Lending
How Lending Works
Lenders can deposit assets such as USDC into lending pools on Vaultka V2 to earn interest. The interest rates are determined by the utilization rate (UR), which is the ratio of borrowed funds to the total deposits in the pool.
Interest Rate Model
The interest rate model is designed to adjust according to demand and supply within the lending pools.

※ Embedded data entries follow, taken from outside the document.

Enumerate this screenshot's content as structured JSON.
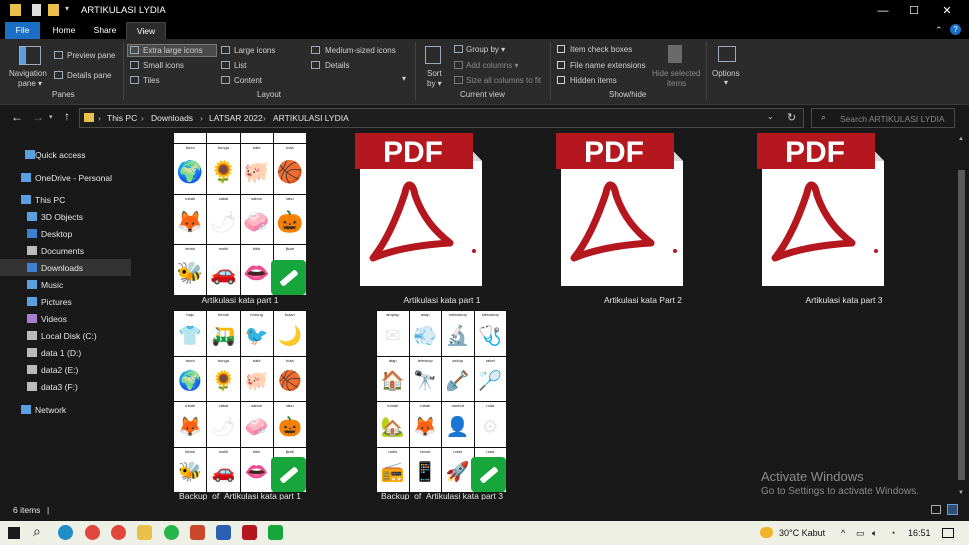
{
  "window": {
    "title": "ARTIKULASI LYDIA",
    "minimize": "—",
    "maximize": "☐",
    "close": "✕"
  },
  "ribbon_tabs": [
    "File",
    "Home",
    "Share",
    "View"
  ],
  "ribbon": {
    "panes": {
      "navigation_pane": "Navigation",
      "navigation_pane_2": "pane ▾",
      "preview_pane": "Preview pane",
      "details_pane": "Details pane",
      "group": "Panes"
    },
    "layout": {
      "extra_large": "Extra large icons",
      "large": "Large icons",
      "medium": "Medium-sized icons",
      "small": "Small icons",
      "list": "List",
      "details": "Details",
      "tiles": "Tiles",
      "content": "Content",
      "group": "Layout"
    },
    "current_view": {
      "sort_by": "Sort",
      "sort_by_2": "by ▾",
      "group_by": "Group by ▾",
      "add_columns": "Add columns ▾",
      "size_columns": "Size all columns to fit",
      "group": "Current view"
    },
    "show_hide": {
      "item_check_boxes": "Item check boxes",
      "file_name_extensions": "File name extensions",
      "hidden_items": "Hidden items",
      "hide_selected": "Hide selected",
      "hide_selected_2": "items",
      "group": "Show/hide"
    },
    "options": {
      "label": "Options",
      "label_2": "▾"
    }
  },
  "address": {
    "crumbs": [
      "This PC",
      "Downloads",
      "LATSAR 2022",
      "ARTIKULASI LYDIA"
    ],
    "search_placeholder": "Search ARTIKULASI LYDIA"
  },
  "nav": [
    {
      "label": "Quick access",
      "icon": "star-icon"
    },
    {
      "label": "OneDrive - Personal",
      "icon": "cloud-icon"
    },
    {
      "label": "This PC",
      "icon": "computer-icon"
    },
    {
      "label": "3D Objects",
      "icon": "cube-icon"
    },
    {
      "label": "Desktop",
      "icon": "desktop-icon"
    },
    {
      "label": "Documents",
      "icon": "documents-icon"
    },
    {
      "label": "Downloads",
      "icon": "download-icon"
    },
    {
      "label": "Music",
      "icon": "music-icon"
    },
    {
      "label": "Pictures",
      "icon": "pictures-icon"
    },
    {
      "label": "Videos",
      "icon": "videos-icon"
    },
    {
      "label": "Local Disk (C:)",
      "icon": "drive-icon"
    },
    {
      "label": "data 1 (D:)",
      "icon": "drive-icon"
    },
    {
      "label": "data2 (E:)",
      "icon": "drive-icon"
    },
    {
      "label": "data3 (F:)",
      "icon": "drive-icon"
    },
    {
      "label": "Network",
      "icon": "network-icon"
    }
  ],
  "files": [
    {
      "name": "Artikulasi kata part 1",
      "type": "sheet"
    },
    {
      "name": "Artikulasi kata part 1",
      "type": "pdf"
    },
    {
      "name": "Artikulasi kata Part 2",
      "type": "pdf"
    },
    {
      "name": "Artikulasi kata part 3",
      "type": "pdf"
    },
    {
      "name": "Backup_of_Artikulasi kata part 1",
      "type": "sheet"
    },
    {
      "name": "Backup_of_Artikulasi kata part 3",
      "type": "sheet"
    }
  ],
  "sheet_words_a": [
    "bumi",
    "bunga",
    "babi",
    "bola",
    "rubah",
    "cabai",
    "sabun",
    "labu",
    "lebah",
    "mobil",
    "bibir",
    "jikab"
  ],
  "sheet_words_a2": [
    "baju",
    "becak",
    "burung",
    "bulan",
    "bumi",
    "bunga",
    "babi",
    "bola",
    "rubah",
    "cabai",
    "sabun",
    "labu",
    "lebah",
    "mobil",
    "bibir",
    "jikab"
  ],
  "sheet_words_b": [
    "amplop",
    "asap",
    "mikroskop",
    "stetoskop",
    "atap",
    "teleskop",
    "sekop",
    "raket",
    "rumah",
    "rubah",
    "rambut",
    "roda",
    "radio",
    "remot",
    "roket",
    "rusa"
  ],
  "pdf_label": "PDF",
  "status": {
    "items": "6 items",
    "cursor": "|"
  },
  "watermark": {
    "line1": "Activate Windows",
    "line2": "Go to Settings to activate Windows."
  },
  "taskbar": {
    "weather": "30°C  Kabut",
    "time": "16:51"
  },
  "colors": {
    "pdf_red": "#b4171e",
    "accent": "#1a6fc4",
    "badge_green": "#17a63c"
  }
}
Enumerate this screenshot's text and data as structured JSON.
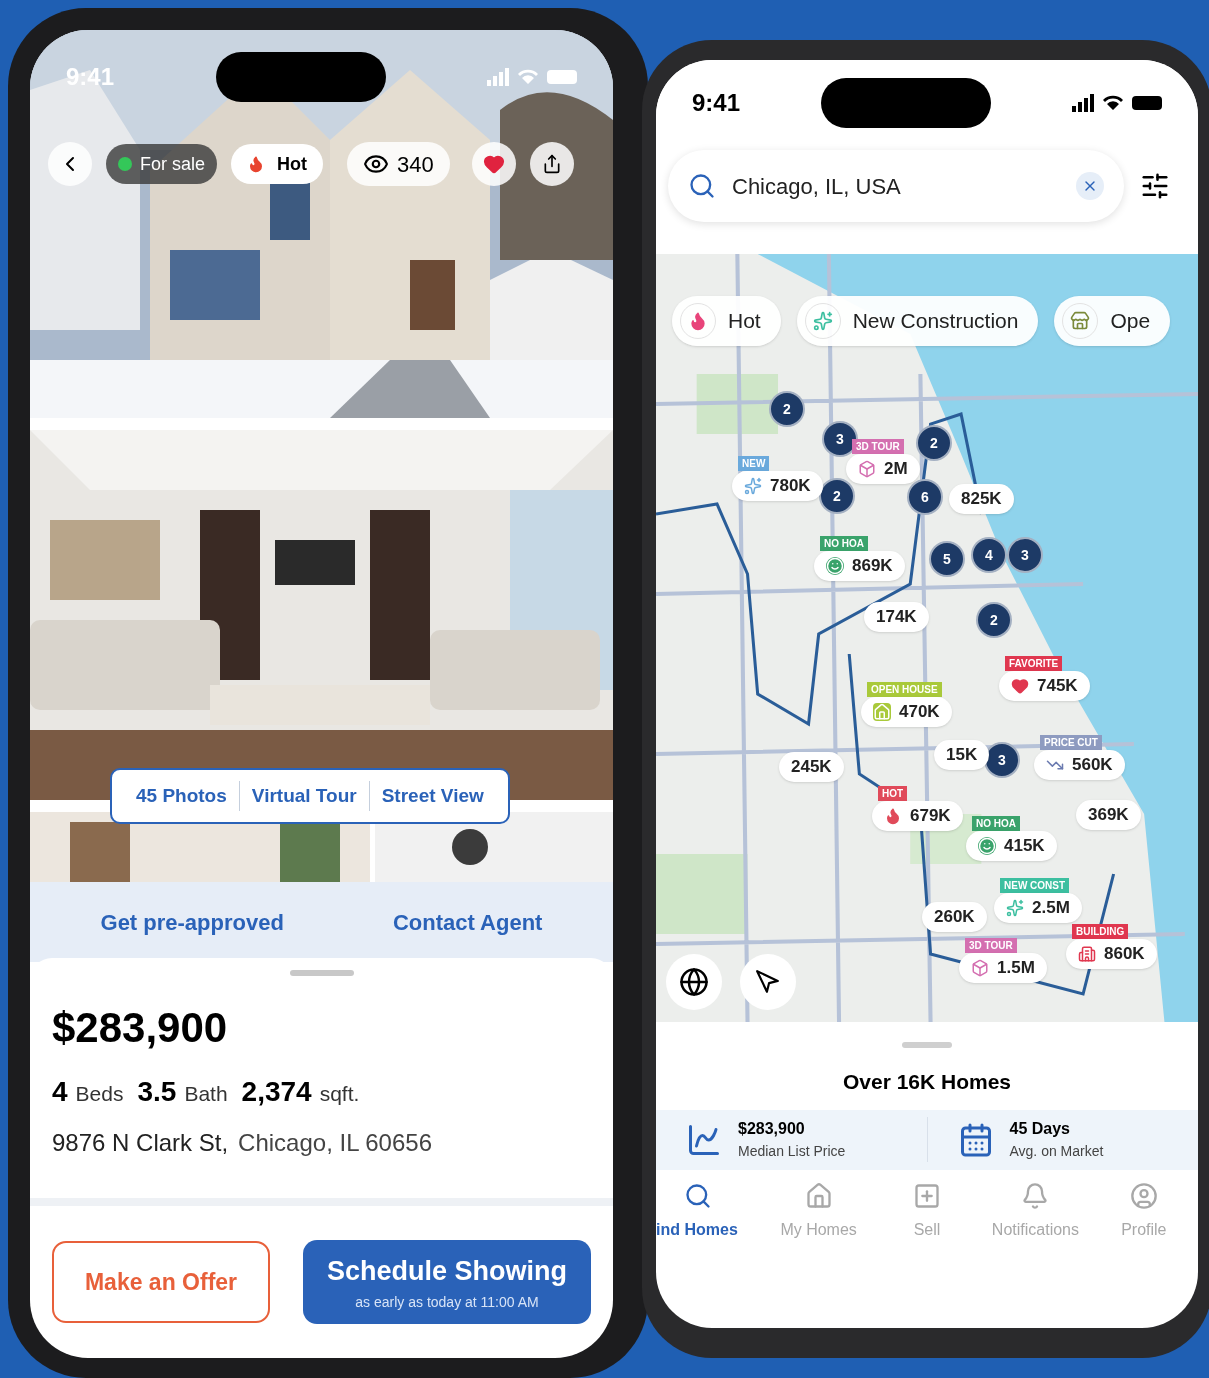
{
  "left_phone": {
    "status_time": "9:41",
    "overlay": {
      "status_badge": {
        "label": "For sale",
        "color": "#34c759"
      },
      "hot_badge": "Hot",
      "views": "340",
      "favorited": true
    },
    "media_tabs": [
      "45 Photos",
      "Virtual Tour",
      "Street View"
    ],
    "links": [
      "Get pre-approved",
      "Contact Agent"
    ],
    "listing": {
      "price": "$283,900",
      "facts": [
        {
          "value": "4",
          "unit": "Beds"
        },
        {
          "value": "3.5",
          "unit": "Bath"
        },
        {
          "value": "2,374",
          "unit": "sqft."
        }
      ],
      "street": "9876 N Clark St,",
      "city": "Chicago, IL 60656"
    },
    "actions": {
      "offer": "Make an Offer",
      "schedule": "Schedule Showing",
      "schedule_note": "as early as today at 11:00 AM"
    }
  },
  "right_phone": {
    "status_time": "9:41",
    "search": {
      "value": "Chicago, IL, USA"
    },
    "chips": [
      {
        "kind": "hot",
        "label": "Hot"
      },
      {
        "kind": "new_construction",
        "label": "New Construction"
      },
      {
        "kind": "open_house",
        "label": "Ope"
      }
    ],
    "clusters": [
      "2",
      "3",
      "2",
      "2",
      "6",
      "5",
      "4",
      "3",
      "2",
      "3"
    ],
    "pins": [
      {
        "kind": "new",
        "tag": "NEW",
        "color": "#6aa9dc",
        "price": "780K"
      },
      {
        "kind": "tour",
        "tag": "3D TOUR",
        "color": "#d46fb0",
        "price": "2M"
      },
      {
        "price": "825K"
      },
      {
        "kind": "no_hoa",
        "tag": "NO HOA",
        "color": "#3aa36b",
        "price": "869K"
      },
      {
        "price": "174K"
      },
      {
        "kind": "favorite",
        "tag": "FAVORITE",
        "color": "#e0374f",
        "price": "745K"
      },
      {
        "kind": "open_house",
        "tag": "OPEN HOUSE",
        "color": "#a9c93a",
        "price": "470K"
      },
      {
        "price": "245K"
      },
      {
        "price": "15K"
      },
      {
        "kind": "price_cut",
        "tag": "PRICE CUT",
        "color": "#8e9bc0",
        "price": "560K"
      },
      {
        "price": "369K"
      },
      {
        "kind": "hot",
        "tag": "HOT",
        "color": "#e04a5a",
        "price": "679K"
      },
      {
        "kind": "no_hoa",
        "tag": "NO HOA",
        "color": "#3aa36b",
        "price": "415K"
      },
      {
        "kind": "new_construction",
        "tag": "NEW CONST",
        "color": "#3cbfa0",
        "price": "2.5M"
      },
      {
        "price": "260K"
      },
      {
        "kind": "building",
        "tag": "BUILDING",
        "color": "#e0374f",
        "price": "860K"
      },
      {
        "kind": "tour",
        "tag": "3D TOUR",
        "color": "#d46fb0",
        "price": "1.5M"
      }
    ],
    "sheet_title": "Over 16K Homes",
    "stats": [
      {
        "kind": "price",
        "value": "$283,900",
        "label": "Median List Price"
      },
      {
        "kind": "days",
        "value": "45 Days",
        "label": "Avg. on Market"
      }
    ],
    "nav": [
      {
        "kind": "search",
        "label": "ind Homes",
        "selected": true
      },
      {
        "kind": "home",
        "label": "My Homes",
        "selected": false
      },
      {
        "kind": "sell",
        "label": "Sell",
        "selected": false
      },
      {
        "kind": "bell",
        "label": "Notifications",
        "selected": false
      },
      {
        "kind": "profile",
        "label": "Profile",
        "selected": false
      }
    ]
  }
}
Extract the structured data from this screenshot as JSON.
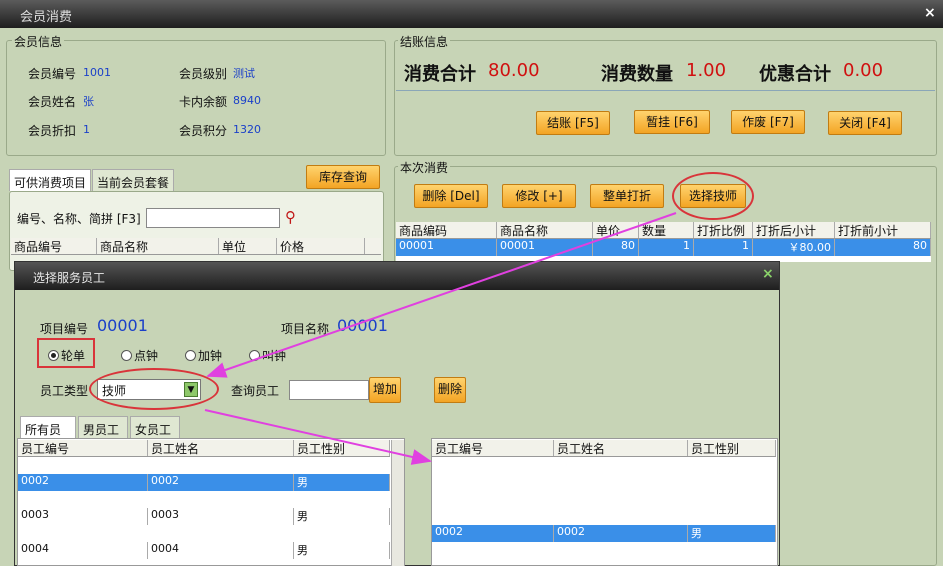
{
  "window": {
    "title": "会员消费",
    "close": "×"
  },
  "member": {
    "legend": "会员信息",
    "fields": [
      {
        "label": "会员编号",
        "value": "1001"
      },
      {
        "label": "会员级别",
        "value": "测试"
      },
      {
        "label": "会员姓名",
        "value": "张"
      },
      {
        "label": "卡内余额",
        "value": "8940"
      },
      {
        "label": "会员折扣",
        "value": "1"
      },
      {
        "label": "会员积分",
        "value": "1320"
      }
    ]
  },
  "checkout": {
    "legend": "结账信息",
    "total_label": "消费合计",
    "total": "80.00",
    "qty_label": "消费数量",
    "qty": "1.00",
    "discount_label": "优惠合计",
    "discount": "0.00",
    "buttons": [
      "结账 [F5]",
      "暂挂 [F6]",
      "作废 [F7]",
      "关闭 [F4]"
    ]
  },
  "left": {
    "tabs": [
      "可供消费项目",
      "当前会员套餐"
    ],
    "stock_btn": "库存查询",
    "search_label": "编号、名称、简拼 [F3]",
    "search_value": "",
    "headers": [
      "商品编号",
      "商品名称",
      "单位",
      "价格"
    ]
  },
  "current": {
    "legend": "本次消费",
    "buttons": [
      "删除 [Del]",
      "修改 [+]",
      "整单打折",
      "选择技师"
    ],
    "headers": [
      "商品编码",
      "商品名称",
      "单价",
      "数量",
      "打折比例",
      "打折后小计",
      "打折前小计"
    ],
    "rows": [
      [
        "00001",
        "00001",
        "80",
        "1",
        "1",
        "￥80.00",
        "80"
      ]
    ]
  },
  "dialog": {
    "title": "选择服务员工",
    "close": "×",
    "item_no_label": "项目编号",
    "item_no": "00001",
    "item_name_label": "项目名称",
    "item_name": "00001",
    "radios": [
      "轮单",
      "点钟",
      "加钟",
      "叫钟"
    ],
    "type_label": "员工类型",
    "type_value": "技师",
    "query_label": "查询员工",
    "query_value": "",
    "add_btn": "增加",
    "del_btn": "删除",
    "tabs": [
      "所有员工",
      "男员工",
      "女员工"
    ],
    "headers": [
      "员工编号",
      "员工姓名",
      "员工性别"
    ],
    "rows": [
      [
        "0002",
        "0002",
        "男"
      ],
      [
        "0003",
        "0003",
        "男"
      ],
      [
        "0004",
        "0004",
        "男"
      ]
    ],
    "selected_headers": [
      "员工编号",
      "员工姓名",
      "员工性别"
    ],
    "selected_rows": [
      [
        "0002",
        "0002",
        "男"
      ]
    ]
  },
  "colors": {
    "accent_red": "#d9343a",
    "arrow": "#e040e0",
    "selection": "#3a8fe8"
  }
}
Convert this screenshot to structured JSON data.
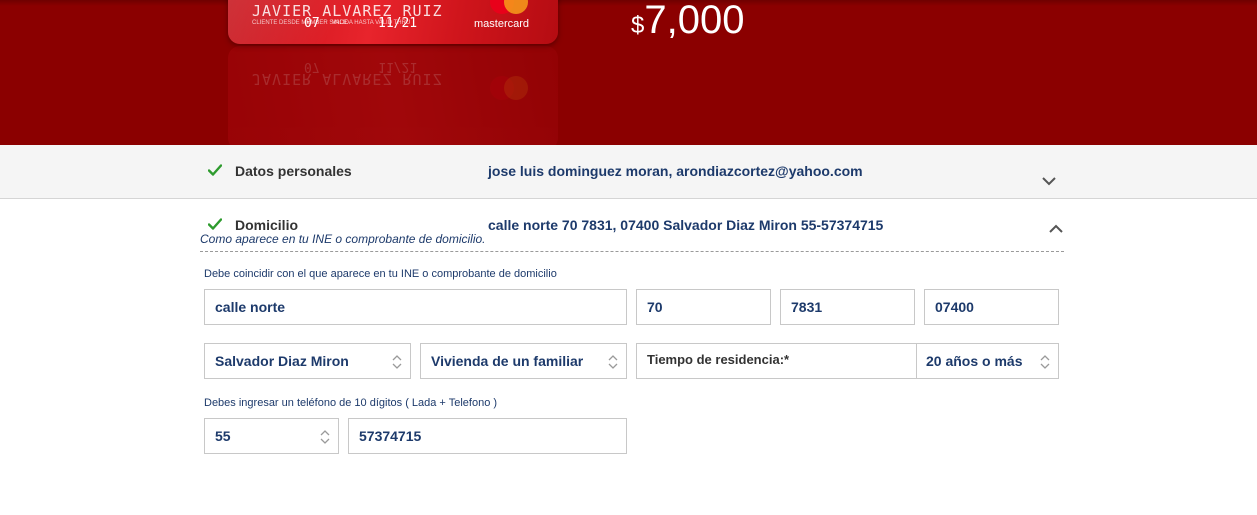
{
  "hero": {
    "card": {
      "name": "JAVIER ALVAREZ RUIZ",
      "member_since_label": "CLIENTE DESDE MEMBER SINCE",
      "member_since_value": "07",
      "valid_thru_label": "VALIDA HASTA VALID THRU",
      "valid_thru_value": "11/21",
      "brand": "mastercard"
    },
    "amount_currency": "$",
    "amount_value": "7,000"
  },
  "sections": {
    "personal": {
      "title": "Datos personales",
      "summary": "jose luis dominguez moran, arondiazcortez@yahoo.com",
      "expanded": false
    },
    "address": {
      "title": "Domicilio",
      "summary": "calle norte 70 7831, 07400 Salvador Diaz Miron 55-57374715",
      "hint": "Como aparece en tu INE o comprobante de domicilio.",
      "expanded": true
    }
  },
  "address_form": {
    "match_label": "Debe coincidir con el que aparece en tu INE o comprobante de domicilio",
    "street": "calle norte",
    "ext_number": "70",
    "int_number": "7831",
    "postal_code": "07400",
    "colony": "Salvador Diaz Miron",
    "housing_type": "Vivienda de un familiar",
    "residence_label": "Tiempo de residencia:*",
    "residence_time": "20 años o más",
    "phone_label": "Debes ingresar un teléfono de 10 dígitos ( Lada + Telefono )",
    "phone_area": "55",
    "phone_number": "57374715"
  },
  "colors": {
    "banner": "#8b0000",
    "check": "#2e9b2e",
    "value_text": "#1d3a6b"
  },
  "icons": {
    "check": "check-icon",
    "expand": "chevron-down-icon",
    "collapse": "chevron-up-icon",
    "select": "select-arrows-icon"
  }
}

Rates are based on the utilization rate (UR), with higher utilization rates leading to higher interest rates.
Base Rate Formula
When 0% ≤ UR < 80%, the base rate increases linearly from 0% to 10% APR, calculated as:
Base rate = (UR / 80%) × 10%
When UR ≥ 80%, the rate increases more steeply, reaching up to 300% APR at full utilization, calculated as:
Base rate = 10% + ((UR - 80%) / 20%) × (300% - 10%)
Base rates will be adjusted dynamically to maintain an optimal balance between lenders and borrowers.
Fees
Protocol Fee: 1% fixed fee plus 5% of the base rate.
Borrower APR: The borrower pays a rate equal to the base rate plus an additional 5% of the base rate and a fixed 1% protocol fee.
Borrower APR = Base Rate + (Base Rate × 5%) + 1%
Lender APR: Lenders earn a rate equal to the base rate multiplied by the utilization rate.
Lender APR = Base Rate × UR
Example
Let’s assume the following scenario:
Base Rate: 10% APR
Utilization Rate (UR): 80% (or 0.80)
Borrower APR Calculation
Base Rate: 10%
Additional 5% of the Base Rate Calculation: 10% × 5% = 0.5%
Fixed Protocol Fee: 1%
Plugging these values into the formula:
Borrower APR = 10% + 0.5% + 1% = 11.5%
Lender APR Calculation
Lender APR = Base Rate × UR = 10% × 0.80 = 8%
Summary
Borrower APR: 11.5%
(The borrower pays a 10% base rate, plus a 0.5% additional fee, and a 1% protocol fee.)
Lender APR: 8%
(Lenders earn a 10% base rate multiplied by an 80% utilization rate.)
This example demonstrates that with a 10% base rate and an 80% utilization rate, borrowers would face an 11.5% APR while lenders would earn an 8% APR. As the utilization rate increases, lenders benefit from higher returns; however, the borrowing costs also increase accordingly.